How many parts are 1/32" thick?

A) One tail wing

B) Two tail wings

C) None, 1/32" is too thin for balsa wood and could break, the thinnest should be 1/16" thereby saving on material as well, since a 3 foot board of balsa wood could handle all of the 1/16th parts without purchasing more wood, and costs about the same.

 

The decision to follow only what you've been given, will make sure that you are able to pass questions on it.

 

I only go to such length to explain this because I used to get into a lot of trouble with exams giving me word problems that I overworked. It was also important that if I'm at work and deviate from the design given to me, I have to document what, and why, changes were made. So if I make a deviation, I have to know I'm doing it, and why.

 

It'll also help with derivative questions that come from the exercise, to assist the school in knowing that you understand what you're doing.

 

Ie- "If a train leaves one station at 2PM and arrives at a station 60 miles away, at 3PM, what was it's speed?"

The real question totally depends on how long it takes the train to get up to speed and to slow down again, and whether the train engineer was rushing pedal-to-the-metal, or taking their sweet time. I felt exceptionally rebellious, so I pointed-out that the 60 miles stated COULD have crossed timezones if it were headed Westward, thereby possibly suggesting two hours of travel time... "or, assuming the train was actually a train, and not a light image of a train, projected 60 miles Eastward to arrive at the same time it left, in the previous timezone, assuming the time duration was rounded up to seconds. The curvature of the Earth might also become a variable, but in bouncing the light, assuming they were not projecting/recieving at a height great enough to remove the need for bouncing, it still shouldn't delay long enough for a full second to elapse, unless they took pains to make multiple bounces that took it far from it's logical tragectory."

 

Plus, although the start and stop points might be 60 miles apart, you have to consider that any curves in the track would make the distance longer. Also, it depends upon what state they're in, and whether those 60 miles take the train through speed control zones, such as interesections, or other stations.

 

My teacher pointed out that while all of that was true, there would be no way to test for that unless the students were expected to have answers for all of those variables, or if they were provided with that information. Within the confines of a test question, we should only proceed with what we're given in the question, and make no assumptions beyond it. Therefore the correct answer would be 1 mile per hour.

lol! well.. luckily we're not making a plane out of anything that thing then, right?

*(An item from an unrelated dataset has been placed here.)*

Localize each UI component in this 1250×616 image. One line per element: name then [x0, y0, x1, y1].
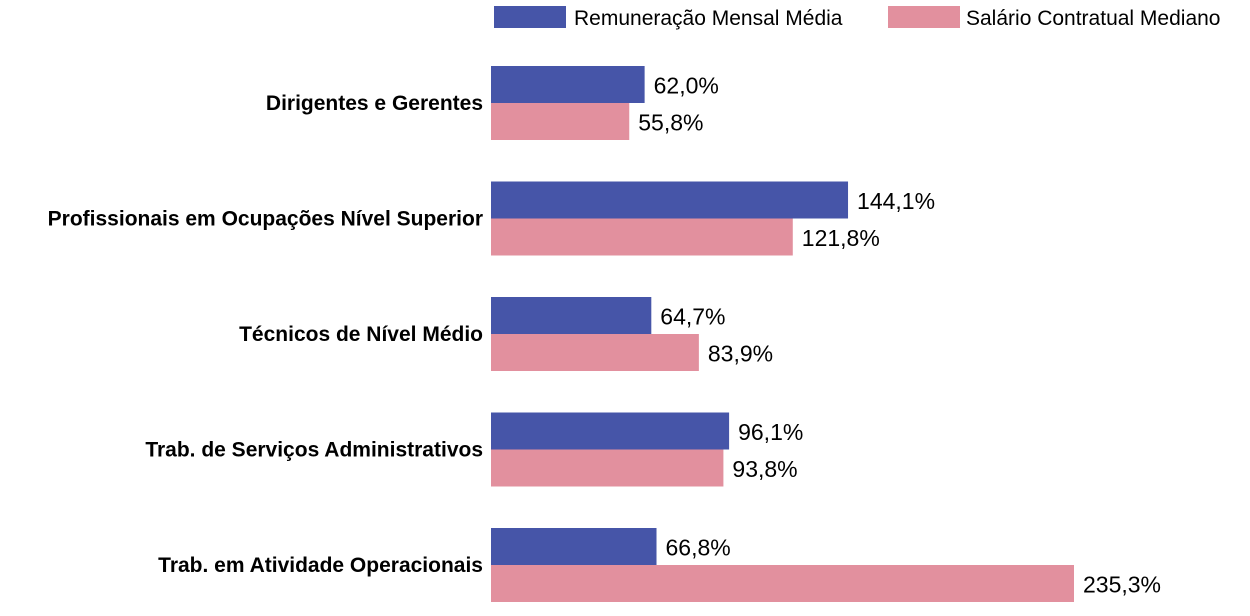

but i have another issue at hand, i was just about to post when i got an email notification that you posted in my thread, my other problem is that the instructions on my unit 5 exercise is asking me to set my grid and snap to .25", but it doesn't designate limits or anything... and i can't enter .25", it says invalid or something, but it does convert it to decimals if i leave the " out, is that okay? on the example drawing it shows the grid being a different width than what i am using though.. it shows as having a mid point between dots on the grid giving me halves to snap to, but when i use the designated settings, it just jumps from dot to dot.